5.2 HEE could take forward the development of the existing and future clinical academic workforce as another function. The cuts to planned student numbers and the ageing academic workforce could lead to a shortage of teaching skills and evidence based practice/research in the future. These issues must be addressed in future planning of education, training and workforce issues and form part of the initial agenda for HEE going forward if we are to ensure a sustainable clinical academic workforce and associated career structures and in particular nurture leaders in the research and development workforce.
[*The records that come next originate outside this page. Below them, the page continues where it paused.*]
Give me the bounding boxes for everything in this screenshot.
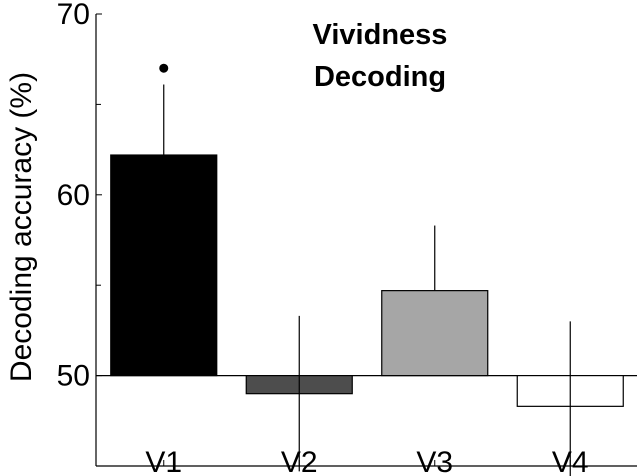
bar-v1 (110, 154, 218, 377)
x-tick-label-v2: V2 (281, 446, 318, 476)
x-tick-label-v1: V1 (145, 446, 182, 476)
bar-v3 (381, 290, 489, 377)
tick-labels: V1 V2 V3 V4 50 60 70 (57, 0, 589, 476)
significance-dot-v1 (159, 63, 169, 73)
y-tick-label-70: 70 (57, 0, 90, 31)
y-axis-label: Decoding accuracy (%) (5, 72, 38, 382)
error-bars (163, 84, 571, 476)
y-tick-label-50: 50 (57, 360, 90, 393)
bars (110, 154, 624, 407)
significance-markers (159, 63, 169, 73)
chart-title-line-2: Decoding (314, 61, 446, 93)
y-tick-label-60: 60 (57, 179, 90, 212)
x-tick-label-v4: V4 (552, 446, 589, 476)
chart-title-line-1: Vividness (313, 19, 448, 51)
x-tick-label-v3: V3 (416, 446, 453, 476)
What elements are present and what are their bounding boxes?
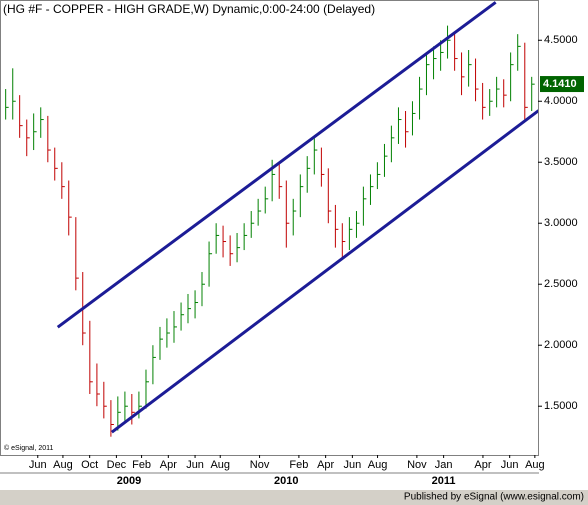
x-tick-label: Jun — [501, 459, 519, 471]
y-tick-label: 1.5000 — [544, 400, 578, 412]
trendline — [110, 109, 538, 434]
x-tick-label: Aug — [210, 459, 230, 471]
y-tick-label: 4.5000 — [544, 34, 578, 46]
y-tick-label: 3.0000 — [544, 217, 578, 229]
footer-bar — [0, 490, 588, 505]
year-label: 2011 — [432, 475, 456, 487]
x-tick-label: Apr — [317, 459, 334, 471]
x-tick-label: Feb — [289, 459, 308, 471]
year-label: 2009 — [117, 475, 141, 487]
x-tick-label: Aug — [525, 459, 545, 471]
plot-frame — [0, 0, 539, 456]
last-price-label: 4.1410 — [543, 78, 577, 90]
x-tick-label: Apr — [474, 459, 491, 471]
y-tick-label: 3.5000 — [544, 156, 578, 168]
footer-text: Published by eSignal (www.esignal.com) — [404, 492, 584, 503]
x-tick-label: Feb — [132, 459, 151, 471]
chart-title: (HG #F - COPPER - HIGH GRADE,W) Dynamic,… — [3, 2, 375, 16]
y-tick-label: 2.0000 — [544, 339, 578, 351]
x-tick-label: Aug — [368, 459, 388, 471]
x-tick-label: Nov — [250, 459, 270, 471]
x-tick-label: Nov — [407, 459, 427, 471]
x-tick-label: Jun — [186, 459, 204, 471]
x-tick-label: Aug — [53, 459, 73, 471]
trendline — [56, 1, 497, 329]
x-tick-label: Dec — [107, 459, 127, 471]
year-label: 2010 — [274, 475, 298, 487]
x-tick-label: Jan — [435, 459, 453, 471]
x-tick-label: Jun — [343, 459, 361, 471]
y-tick-label: 2.5000 — [544, 278, 578, 290]
x-tick-label: Apr — [160, 459, 177, 471]
x-tick-label: Oct — [81, 459, 98, 471]
y-tick-label: 4.0000 — [544, 95, 578, 107]
last-price-box — [540, 76, 584, 93]
x-tick-label: Jun — [29, 459, 47, 471]
copyright: © eSignal, 2011 — [4, 444, 54, 452]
6. Placement LearningMPET Placement Tariffs and Quality Monitoring

6.1 Within much Education and training a significant amount of learning is undertaken in practice. The new systems and processes must ensure greater engagement and ownership of practice placements and other learning opportunities by all health care providers. This should be a statutory duty for all those in receipt of funding for education and training. Whilst this has been increasingly well embedded in local Trusts and hospital settings, as care and treatment moves increasingly to community and other non-hospital providers, there must be greater commitment to and participation in providing high quality learning experiences within such contexts.

6.2 The transition to an MPET placement tariff, with greater transparency and clearer links between funding and education provision, provides ideal opportunities to incentivise participation and high quality education in practice provided that rigorous performance and quality assurance mechanisms are in place. However, it is essential that Universities, with students undertaking significant periods of learning in practice, are central partners to the quality and performance management of placement providers and the use of MPET placement funding (SIFT/DSifT/NMET etc). Whilst some consultation by SHAs who currently monitor this takes place University engagement and influence has to date been largely vicarious. We would argue that any future arrangements directly include universities in such performance and quality monitoring of placement providers.

December 2011

1 Ovseiko and Buchan (2011) Postgraduate medical education in England: 100 years of solitude. The Lancet 10 December 2011—Vol 378, Issue 9808, Pages 1984-1985.